If it is indeed being a nuisance, please let me know! Send an email to kontakt@marginalia.nu and I’ll do my best to fix it as soon as possible.

Telling me lets me fix whatever problem there is much faster, and if you are experiencing problems, then so are probably others as well.

Crawler Fingerprint

User-Agent: search.marginalia.nu
IP address: 81.170.128.21, 193.183.0.162-174

robots.txt

The search engine respects robots.txt, and looks for the user-agent “search.marginalia.nu” in specific, as well as general directives. Note that changes to robots.txt may not take effect immediately.

You can also send me an email if something is indexed that you want me to remove.

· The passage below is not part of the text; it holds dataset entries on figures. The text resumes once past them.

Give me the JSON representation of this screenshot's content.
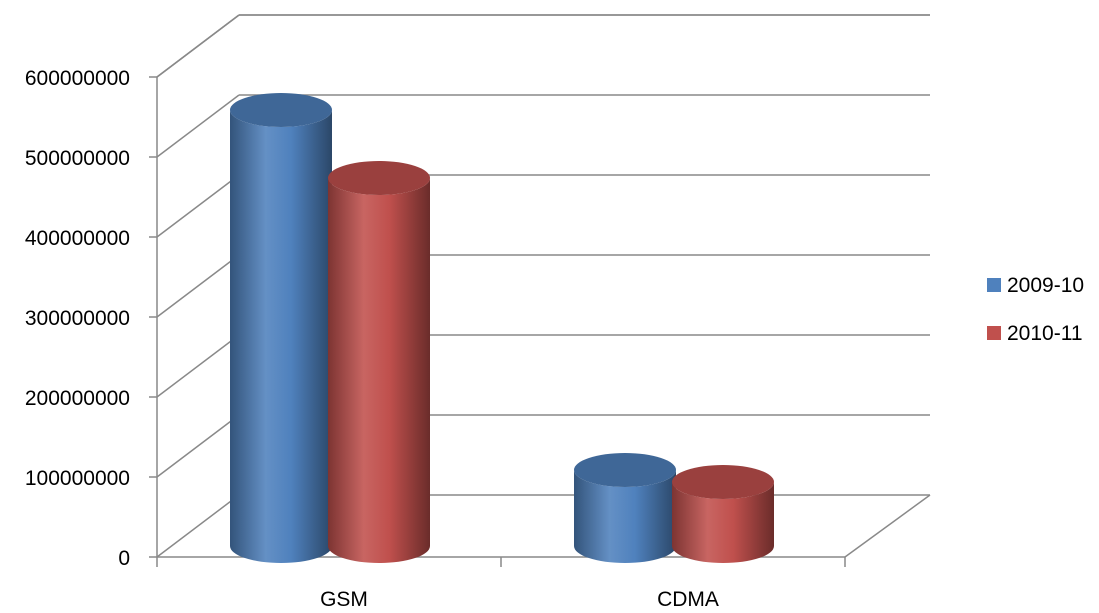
{
  "chart_data": {
    "type": "bar",
    "style": "3d-cylinder",
    "title": "",
    "xlabel": "",
    "ylabel": "",
    "categories": [
      "GSM",
      "CDMA"
    ],
    "series": [
      {
        "name": "2009-10",
        "color": "#4F81BD",
        "values": [
          545000000,
          95000000
        ]
      },
      {
        "name": "2010-11",
        "color": "#C0504D",
        "values": [
          460000000,
          80000000
        ]
      }
    ],
    "ylim": [
      0,
      600000000
    ],
    "y_ticks": [
      0,
      100000000,
      200000000,
      300000000,
      400000000,
      500000000,
      600000000
    ],
    "y_tick_labels": [
      "0",
      "100000000",
      "200000000",
      "300000000",
      "400000000",
      "500000000",
      "600000000"
    ],
    "grid": true,
    "legend": "right"
  }
}
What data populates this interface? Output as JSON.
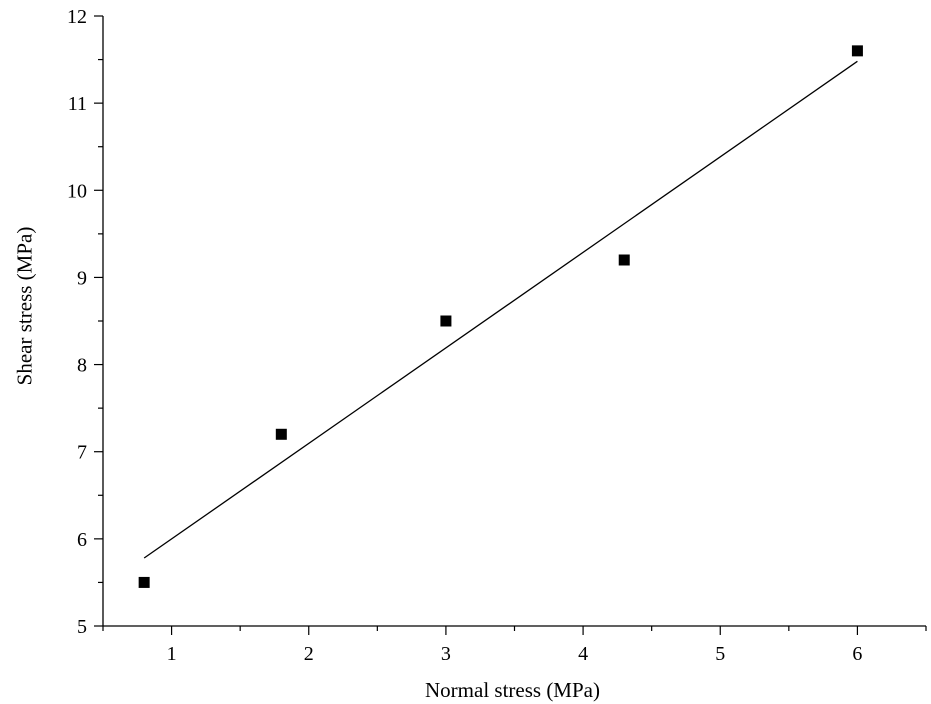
{
  "chart_data": {
    "type": "scatter",
    "title": "",
    "xlabel": "Normal stress (MPa)",
    "ylabel": "Shear stress (MPa)",
    "xlim": [
      0.5,
      6.5
    ],
    "ylim": [
      5,
      12
    ],
    "xticks": [
      1,
      2,
      3,
      4,
      5,
      6
    ],
    "yticks": [
      5,
      6,
      7,
      8,
      9,
      10,
      11,
      12
    ],
    "grid": false,
    "series": [
      {
        "marker": "square",
        "color": "#000000",
        "points": [
          {
            "x": 0.8,
            "y": 5.5
          },
          {
            "x": 1.8,
            "y": 7.2
          },
          {
            "x": 3.0,
            "y": 8.5
          },
          {
            "x": 4.3,
            "y": 9.2
          },
          {
            "x": 6.0,
            "y": 11.6
          }
        ]
      }
    ],
    "fit_line": {
      "color": "#000000",
      "points": [
        {
          "x": 0.8,
          "y": 5.78
        },
        {
          "x": 6.0,
          "y": 11.48
        }
      ]
    }
  }
}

Why isn’t my page indexed?

Odds are it just hasn’t been discovered yet. The search engine has a pretty small index, and makes no pretenses of being complete. You can expedite the discovery by submitting it here.

Otherwise, there are several factors that cause domains to receive extra scrutiny, because they share traits with link farms. This mostly means .xyz and .icu domains or IPs in Russia, China, Hong Kong, or Taiwan. This definitely affects innocent websites, but the sad fact is that easily 90% of the link farms are hosted in these countries, and on these TLDs.

For similar reasons, if you are hosted on a large VPS provider that does little internal policing, especially Alibaba or Psychz; you may not get crawled. The crawler sometimes gets blocked by CDNs like Fastly and CloudFlare, so it may or may not index them depending on whether the bot is being throttled.

Searching for “site:www.yourdomain.tld” will provide you with an analysis. If the search engine is aware of the domain, there should be a button for slating it for crawling. If you get nothing, then odds are the search engine has no knowledge about the domain yet.

A Call To Action

Please link to other websites you like! Keep a bookmark list, a blog roll, whatever. You don’t have to try to trap your visitor by only linking to your own stuff.

Links make the Internet more interesting and fun to explore for humans, gives it a community feeling, and it both helps my search engine discover websites and helps it understand which websites are interesting.